Spud,
Agreed. So we don't know why there are no extant contemporaneous records, if there were any.
Yes. So when in Reply 49786 you said “
Someone (professor Davey?) mentioned not having contemporary accounts but only ones from a few centuries later. That's because the accounts would have been written on papyrus, which disintegrates” we are now agreed that you cannot know that to have be the case for the resurrection story.
I think that Matthew was completed after a period of one or two decades, evidenced by his comments regarding the field of blood being so-called "to this day" and the rumour spread among the Jews "to this day" that the disciples stole the body. But not after AD 70 (or a few years before) because he shows signs of writing while the temple was still standing and the Jews were still practicing their religion in Jerusalem.
Based on that internal evidence (assuming it wasn't fabricated) it seems the first records were made within the generation who witnessed the events.
Quite possibly – so plenty of time then for transmission errors, lapses in memory etc. Nor moreover does that change the fact that, at best, Matthew could only have recorded what a witness
thought he saw, which may or not be an accurate description of what actually happened. What the witness
didn’t see for example could well be a much more important component of a more accurate explanation.
Regarding embellishment of the story, there are indeed signs that Matthew has been edited. But there is no sign that the miracles have been edited in (except on two occasions, both of which are duplicates of very similar miracles where the original two are integral to the structure of the narrative. See Matthew 9:27-31 and 20:29-34; also 9:32-34 and 12:22-24). There are around 20 doublets like those just mentioned. A doublet consists of two similar sentences or paragraphs. With most of them, one of the pair is out of context, while the other fits its context. The out-of-context one is the one that has been edited in.

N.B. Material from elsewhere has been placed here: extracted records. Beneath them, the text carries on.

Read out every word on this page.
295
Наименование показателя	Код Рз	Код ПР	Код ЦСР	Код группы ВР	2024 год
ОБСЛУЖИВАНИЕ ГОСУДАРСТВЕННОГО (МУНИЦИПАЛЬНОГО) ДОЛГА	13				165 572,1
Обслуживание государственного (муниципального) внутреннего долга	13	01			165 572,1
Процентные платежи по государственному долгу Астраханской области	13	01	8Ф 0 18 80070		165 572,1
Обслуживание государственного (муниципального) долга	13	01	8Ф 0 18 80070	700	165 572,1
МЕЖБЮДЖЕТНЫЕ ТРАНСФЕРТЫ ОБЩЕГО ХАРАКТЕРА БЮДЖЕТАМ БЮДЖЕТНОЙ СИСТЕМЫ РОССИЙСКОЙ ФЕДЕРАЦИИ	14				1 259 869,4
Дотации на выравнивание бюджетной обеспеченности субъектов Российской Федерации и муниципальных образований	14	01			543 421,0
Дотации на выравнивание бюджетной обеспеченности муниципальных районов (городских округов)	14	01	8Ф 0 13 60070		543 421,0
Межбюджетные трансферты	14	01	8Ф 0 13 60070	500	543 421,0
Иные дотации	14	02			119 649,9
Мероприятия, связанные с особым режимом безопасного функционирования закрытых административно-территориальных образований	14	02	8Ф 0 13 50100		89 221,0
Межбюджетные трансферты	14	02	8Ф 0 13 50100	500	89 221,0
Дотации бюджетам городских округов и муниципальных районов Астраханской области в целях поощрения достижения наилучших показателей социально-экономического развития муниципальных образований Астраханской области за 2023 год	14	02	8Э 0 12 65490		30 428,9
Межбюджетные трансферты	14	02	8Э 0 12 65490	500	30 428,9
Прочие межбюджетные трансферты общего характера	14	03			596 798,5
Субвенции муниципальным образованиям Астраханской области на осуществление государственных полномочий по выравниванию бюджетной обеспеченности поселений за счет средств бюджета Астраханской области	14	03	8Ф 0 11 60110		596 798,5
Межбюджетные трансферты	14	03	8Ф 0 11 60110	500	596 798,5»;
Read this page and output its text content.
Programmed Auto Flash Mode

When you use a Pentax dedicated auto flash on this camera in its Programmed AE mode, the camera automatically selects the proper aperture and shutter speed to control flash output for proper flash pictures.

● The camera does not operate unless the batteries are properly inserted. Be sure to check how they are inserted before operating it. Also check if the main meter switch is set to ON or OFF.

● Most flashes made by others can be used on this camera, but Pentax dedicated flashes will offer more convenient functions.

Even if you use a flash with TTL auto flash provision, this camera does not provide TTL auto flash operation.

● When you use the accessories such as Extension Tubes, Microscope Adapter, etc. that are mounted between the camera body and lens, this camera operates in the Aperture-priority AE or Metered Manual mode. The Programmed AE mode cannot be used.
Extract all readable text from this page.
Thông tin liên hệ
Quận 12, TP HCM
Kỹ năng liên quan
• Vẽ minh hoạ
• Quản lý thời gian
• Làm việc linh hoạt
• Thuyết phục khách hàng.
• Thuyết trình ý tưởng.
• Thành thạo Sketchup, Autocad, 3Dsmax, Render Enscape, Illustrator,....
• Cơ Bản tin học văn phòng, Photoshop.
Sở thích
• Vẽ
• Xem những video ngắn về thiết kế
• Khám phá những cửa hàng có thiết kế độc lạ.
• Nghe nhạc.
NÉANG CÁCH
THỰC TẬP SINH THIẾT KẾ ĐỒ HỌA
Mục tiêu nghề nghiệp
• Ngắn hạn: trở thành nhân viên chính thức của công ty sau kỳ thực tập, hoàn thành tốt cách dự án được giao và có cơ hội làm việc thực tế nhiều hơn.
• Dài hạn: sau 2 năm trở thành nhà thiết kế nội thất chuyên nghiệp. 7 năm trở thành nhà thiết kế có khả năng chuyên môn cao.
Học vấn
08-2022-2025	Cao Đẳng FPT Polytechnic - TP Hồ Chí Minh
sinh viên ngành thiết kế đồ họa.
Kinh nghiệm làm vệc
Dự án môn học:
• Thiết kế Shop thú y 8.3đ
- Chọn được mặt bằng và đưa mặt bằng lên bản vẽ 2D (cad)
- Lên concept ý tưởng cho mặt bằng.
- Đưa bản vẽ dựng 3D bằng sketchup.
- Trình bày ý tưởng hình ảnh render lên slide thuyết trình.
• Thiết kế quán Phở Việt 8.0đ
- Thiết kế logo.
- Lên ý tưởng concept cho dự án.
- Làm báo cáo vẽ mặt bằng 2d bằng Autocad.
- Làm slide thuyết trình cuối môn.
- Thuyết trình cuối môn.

But none of which nullifies your core problem of establishing whether any actual miracles happened at all. A conjuring trick that was believed to be real could well have been recorded faithfully and accurately multiple times but would still be a conjuring trick regardless of what the witness thought it was. Think how closely the resurrection story mirrors the structure of a conjuring trick for example – the conjuror sets up the trick then pulls a curtain across so no-one can see the jiggery-pokery out of sight, which he then removes with a Ta-Daa!!! and the girl is “miraculously” out of the box. Similarly in the resurrection story the “curtain” is a big rock rolled in front of a tomb, and three days later…Ta-Daa!!! and there’s Jesus out of the tomb. Uncanny eh?
If a god had wanted to show a real miracle do you not think that rather than dress it in the paraphernalia of a conjuring trick, “He” could for example have had Jesus actually dead on the cross, unresponsive to being poked with spears etc and then… Ta-Daa!!! Jesus could have leapt from the cross without a mark on him? How much more convincing of an actual miracle would that have been!?
The point is that the miracles are integral to the structure of the narrative.
No doubt, as they are in lots of different religious narratives too but that you find to be unconvincing.